Universitätsklinikum Giessen und Marburg, Marburg, Germany
Jorge Riera-Knorrenschild , Werner Scheithauer , Hendrik Kröning , Frank Mayer , Dieter Nitsche , Reinhard Ziebermayr , Johannes Andel , Dirk Arnold , Burghardt Wittig , Hans-Joachim Schmoll
Background: The immunomodulator MGN1703, a TLR-9 agonist, has shown good safety profile in patients with metastatic solid tumors. The IMPACT trial was conducted to assess clinical efficacy, safety, and immunological effects of MGN1703 as maintenance therapy twice weekly. Methods: The international randomized (2:1) double-blind placebo-controlled phase 2 IMPACT trial in mCRC patients with disease control after 1st-line chemotherapy by FOLFOX/XELOX or FOLFIRI +/- bevacizumab. After randomization of 59 out of 129 planned patients (43 MGN1703, 16 placebo) the trial was prematurely closed due to slow recruitment. Results: A superior effect of MGN1703 compared to placebo was shown: HR for the primary endpoint PFS on maintenance was 0.55 (p=0.041) by local and 0.56 (p=0.070) by independent assessment.

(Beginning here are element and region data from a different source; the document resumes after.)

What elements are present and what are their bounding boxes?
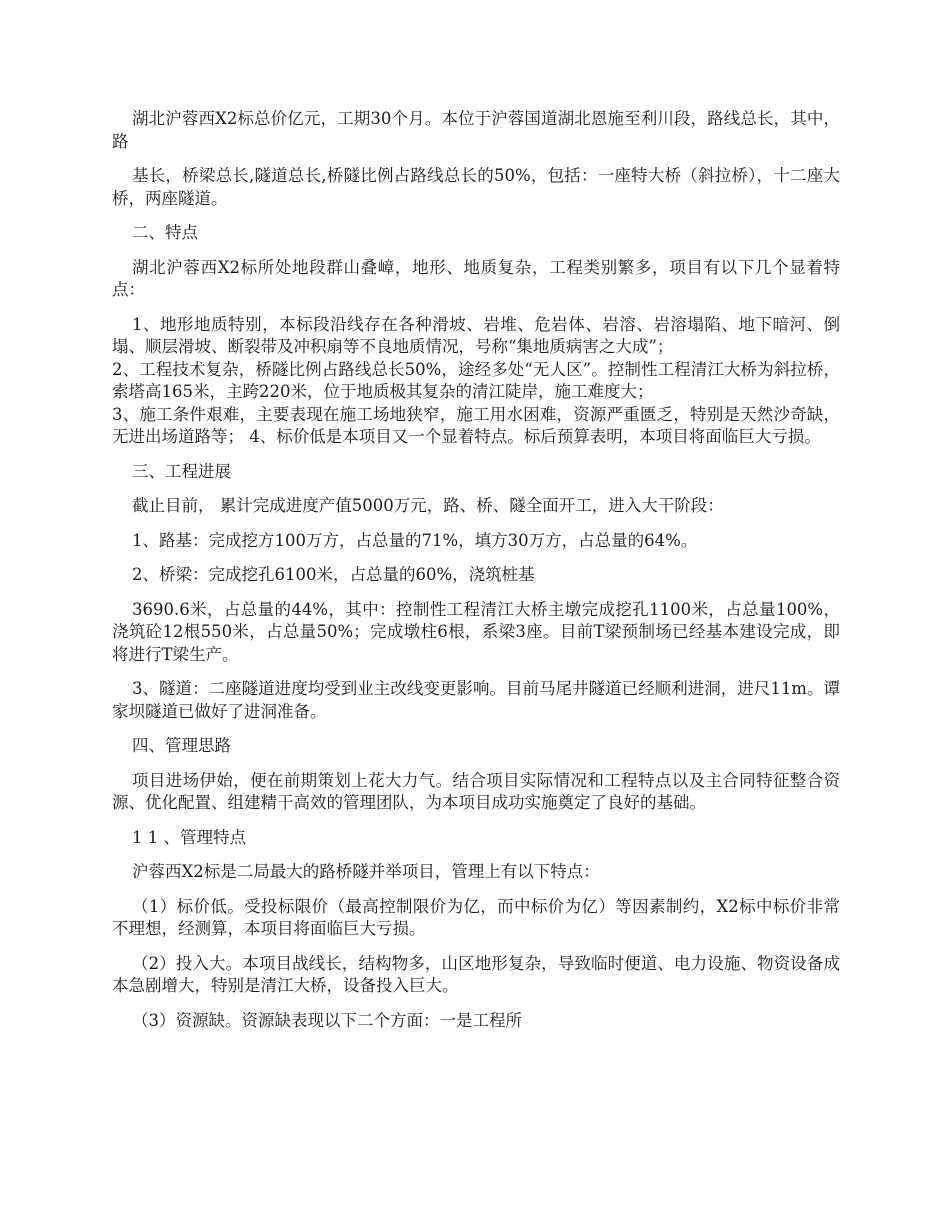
paragraph-progress-bridge-detail: 3690.6米，占总量的44%，其中：控制性工程清江大桥主墩完成挖孔1100米，占总量100%，浇筑砼12根550米，占总量50%；完成墩柱6根，系梁3座。目前T梁预制场已经基本建设完成，即将进行T梁生产。 (112, 599, 840, 664)
feature-item-1: 1、地形地质特别，本标段沿线存在各种滑坡、岩堆、危岩体、岩溶、岩溶塌陷、地下暗河、倒塌、顺层滑坡、断裂带及冲积扇等不良地质情况，号称“集地质病害之大成”； (112, 314, 840, 356)
paragraph-low-bid: （1）标价低。受投标限价（最高控制限价为亿，而中标价为亿）等因素制约，X2标中标价非常不理想，经测算，本项目将面临巨大亏损。 (112, 896, 840, 938)
paragraph-features-list (112, 314, 840, 449)
paragraph-high-investment: （2）投入大。本项目战线长，结构物多，山区地形复杂，导致临时便道、电力设施、物资设备成本急剧增大，特别是清江大桥，设备投入巨大。 (112, 953, 840, 995)
paragraph-progress-intro: 截止目前， 累计完成进度产值5000万元，路、桥、隧全面开工，进入大干阶段： (132, 496, 724, 515)
section-heading-management: 四、管理思路 (132, 736, 231, 755)
paragraph-progress-roadbed: 1、路基：完成挖方100万方，占总量的71%，填方30万方，占总量的64%。 (132, 530, 698, 550)
feature-item-2: 2、工程技术复杂，桥隧比例占路线总长50%，途经多处“无人区”。控制性工程清江大桥为斜拉桥，索塔高165米，主跨220米，位于地质极其复杂的清江陡岸，施工难度大； (112, 359, 840, 401)
paragraph-management-intro: 项目进场伊始，便在前期策划上花大力气。结合项目实际情况和工程特点以及主合同特征整合资源、优化配置、组建精干高效的管理团队，为本项目成功实施奠定了良好的基础。 (112, 770, 840, 812)
document-page (112, 108, 840, 1044)
paragraph-overview-2: 基长，桥梁总长,隧道总长,桥隧比例占路线总长的50%，包括：一座特大桥（斜拉桥），十二座大桥，两座隧道。 (112, 166, 840, 208)
section-heading-progress: 三、工程进展 (132, 461, 231, 481)
paragraph-progress-bridge: 2、桥梁：完成挖孔6100米，占总量的60%，浇筑桩基 (132, 565, 535, 584)
feature-item-3-4: 3、施工条件艰难，主要表现在施工场地狭窄，施工用水困难，资源严重匮乏，特别是天然沙奇缺，无进出场道路等； 4、标价低是本项目又一个显着特点。标后预算表明，本项目将面临巨大亏损。 (112, 404, 840, 446)
paragraph-features-intro: 湖北沪蓉西X2标所处地段群山叠嶂，地形、地质复杂，工程类别繁多，项目有以下几个显着特点： (112, 257, 840, 299)
paragraph-management-features-intro: 沪蓉西X2标是二局最大的路桥隧并举项目，管理上有以下特点： (132, 862, 600, 881)
paragraph-resource-shortage: （3）资源缺。资源缺表现以下二个方面：一是工程所 (132, 1010, 522, 1030)
paragraph-overview-1: 湖北沪蓉西X2标总价亿元，工期30个月。本位于沪蓉国道湖北恩施至利川段，路线总长，其中，路 (112, 109, 840, 151)
subsection-heading-management-features: 1 1 、管理特点 (132, 827, 246, 847)
section-heading-features: 二、特点 (132, 223, 198, 242)
paragraph-progress-tunnel: 3、隧道：二座隧道进度均受到业主改线变更影响。目前马尾井隧道已经顺利进洞，进尺11m。谭家坝隧道已做好了进洞准备。 (112, 679, 840, 721)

For PFS from start of induction therapy the HR was 0.50 (p=0.022) and 0.49 (p=0.030), respectively. Notably, at time of study closure 4 MGN1703 patients were still free of PD and continued in compassionate use. A possible predictive effect was identified by Cox regression analyses: HR of 0.07 (p<0.0001) for patients with normal CEA and 0.39 (p=0.005) for patients with an objective response. Evaluation of biological activity via cell populations and chemokine serum levels confirmed immune system activation in MGN1703 patients. Cox regression and ROC analyses identified of activated NKT-cells (CD3+/CD56+/CD69+) at baseline as potentially predictive for a benefit from MGN1703 treatment (HR: 0.27, p=0.007). Study treatment was well tolerated: 32.6% vs. 18.8% of patients (MGN1703 vs. placebo) had drug-related AE and in only 1 patient per arm it was of grade 3 (MGN1703: sensory polyneuropathy, placebo: papular exanthema). Seven SAEs were reported of which only 1 was possible drug-related (moderate atypical pneumonia). Conclusions: Following induction chemotherapy, MGN1703 maintenance in mCRC patients is associated with improved PFS and an activation of the innate and adaptive immune system. Treatment was safe and well tolerated. There is preliminary evidence that CEA levels, tumor response, and activated NKT cells before start of MGN1703 therapy allow for identification of benefitting patients. Clinical trial information: NCT01208194.